À La Réunion, les drogues synthétiques ne sont plus une menace invisible. En 2025, elles s’imposent dans les rues, dans les quartiers… et dans les urgences.
Des substances puissantes, bon marché, et souvent mortelles. Derrière les noms de code comme « B13 », « Dou » ou encore « protonitazène », se cache un fléau social, sanitaire… et criminel.
Depuis plusieurs années, La Réunion est confrontée à l’essor fulgurant des drogues de synthèse. Fabriquées en laboratoire, ces substances — MDMA, cathinones, cannabinoïdes artificiels — sont plus puissantes, plus addictives, et souvent vendues sur Internet ou via des réseaux discrets. Elles ciblent surtout les jeunes, les précaires… et les désespérés.
Depuis 2023, les produits comme le « Dou », le « B13 » ou le tristement célèbre protonitazène font des ravages. Ce dernier, un opioïde de synthèse extrêmement toxique, a déjà causé 3 décès à La Réunion, selon l’Agence Régionale de Santé (ARS) Réunion et Police et Gendarmerie de La Réunion.
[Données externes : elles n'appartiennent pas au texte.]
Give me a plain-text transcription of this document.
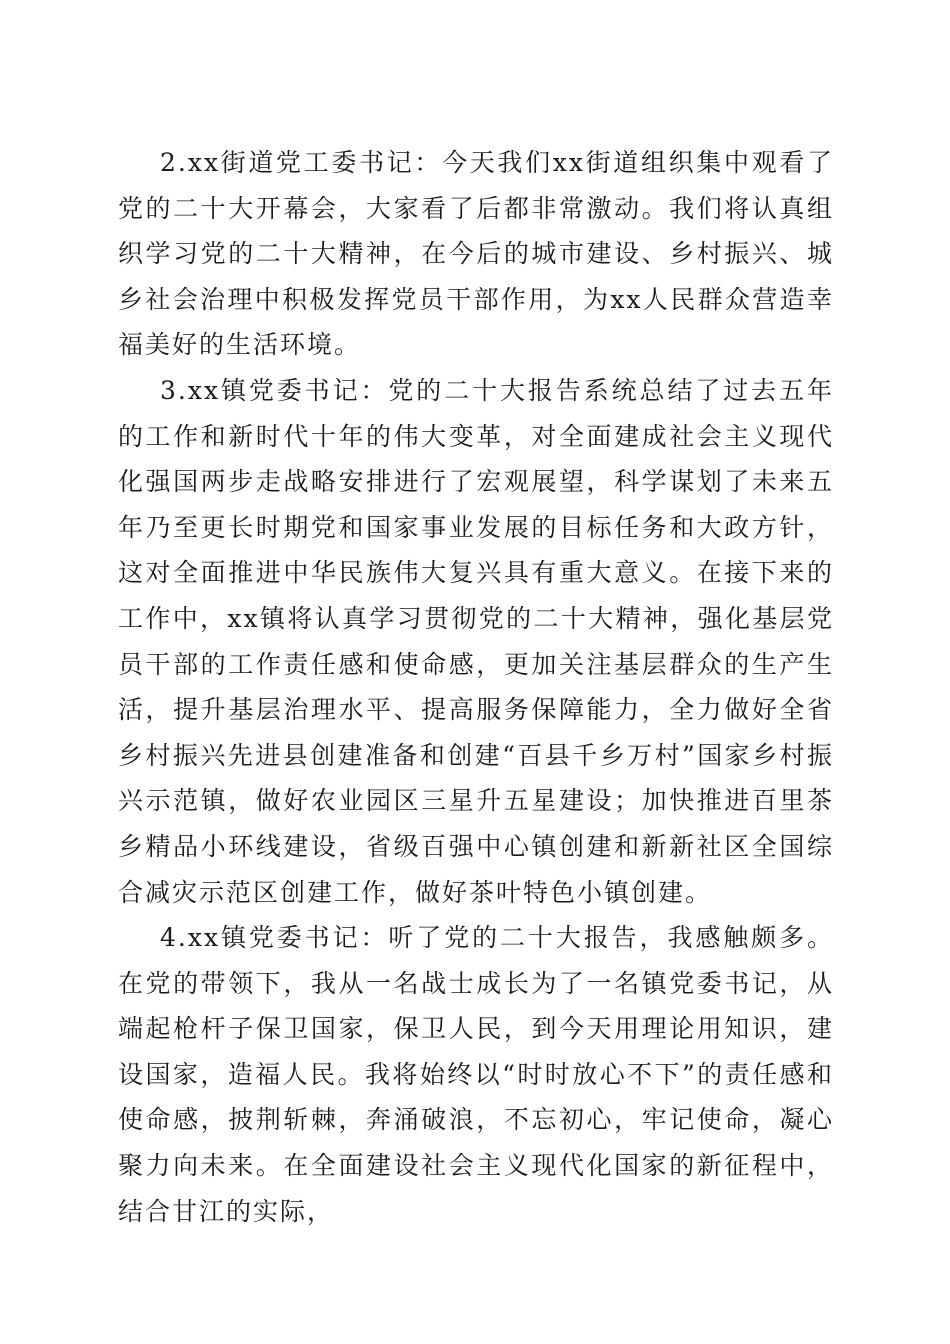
2.xx街道党工委书记：今天我们xx街道组织集中观看了党的二十大开幕会，大家看了后都非常激动。我们将认真组织学习党的二十大精神，在今后的城市建设、乡村振兴、城乡社会治理中积极发挥党员干部作用，为xx人民群众营造幸福美好的生活环境。

3.xx镇党委书记：党的二十大报告系统总结了过去五年的工作和新时代十年的伟大变革，对全面建成社会主义现代化强国两步走战略安排进行了宏观展望，科学谋划了未来五年乃至更长时期党和国家事业发展的目标任务和大政方针，这对全面推进中华民族伟大复兴具有重大意义。在接下来的工作中，xx镇将认真学习贯彻党的二十大精神，强化基层党员干部的工作责任感和使命感，更加关注基层群众的生产生活，提升基层治理水平、提高服务保障能力，全力做好全省乡村振兴先进县创建准备和创建“百县千乡万村”国家乡村振兴示范镇，做好农业园区三星升五星建设；加快推进百里茶乡精品小环线建设，省级百强中心镇创建和新新社区全国综合减灾示范区创建工作，做好茶叶特色小镇创建。

4.xx镇党委书记：听了党的二十大报告，我感触颇多。在党的带领下，我从一名战士成长为了一名镇党委书记，从端起枪杆子保卫国家，保卫人民，到今天用理论用知识，建设国家，造福人民。我将始终以“时时放心不下”的责任感和使命感，披荆斩棘，奔涌破浪，不忘初心，牢记使命，凝心聚力向未来。在全面建设社会主义现代化国家的新征程中，结合甘江的实际，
Les services de santé tirent la sonnette d’alarme. Les cas d’intoxications graves se multiplient. Les urgences sont saturées. Et les équipes de terrain évoquent un changement profond des profils d’usagers : plus jeunes, plus isolés, et de plus en plus accros, selon la presse Réunionnaise La 1ere.
Côté répression, les forces de l’ordre ont démantelé en 2024 un réseau de trafic de drogues synthétiques opérant entre l’île, la métropole et les Pays-Bas. Bilan : 900 000 euros en liquide saisis, des colis de drogue pure interceptés, et cinq suspects en attente de jugement, risquant jusqu’à 20 ans de prison. L’aréroport Roland-Garros est désormais sous haute surveillance. En juin 2025, une opération de grande ampleur a mobilisé une centaine de policiers et douaniers. Objectif : détecter les « mules », ces personnes — souvent jeunes, sous emprise ou endettées — qui transportent la drogue dans leurs valises… ou dans leur corps selon la presse réunionnaise.
Entre 2021 et 2024, les saisies de cocaïne ont été multipliées par sept. La résine de zamal est passée de 41 kg à près de 500 kg. Le crack, encore inexistant il y a deux ans, circule désormais dans les rues. Quant aux mules, leur nombre a triplé : 8 interpellations en 2021 contre 24 en 2024 selon la Police et Gendarmerie de La Réunion.
La Réunion devient peu à peu une plaque tournante du trafic international, entre Madagascar, Maurice, l’Afrique de l’Est et l’Hexagone. Face à ce fléau, l’ARS a renforcé les dispositifs d’aide, notamment via les CSAPA — Centres de soins, d’accompagnement et de prévention en addictologie. Rappelons que la consommation ou la détention de stupéfiants est passible d’une amende de 200 euros, pouvant aller jusqu’à un an de prison et 3 750 euros d’amende selon la loi réunionnaise. Le trafic, même sans but lucratif, est un crime puni jusqu’à dix ans d’emprisonnement, avec des peines plus lourdes si des mineurs sont impliqués ou si l’infraction a lieu près d’un établissement scolaire.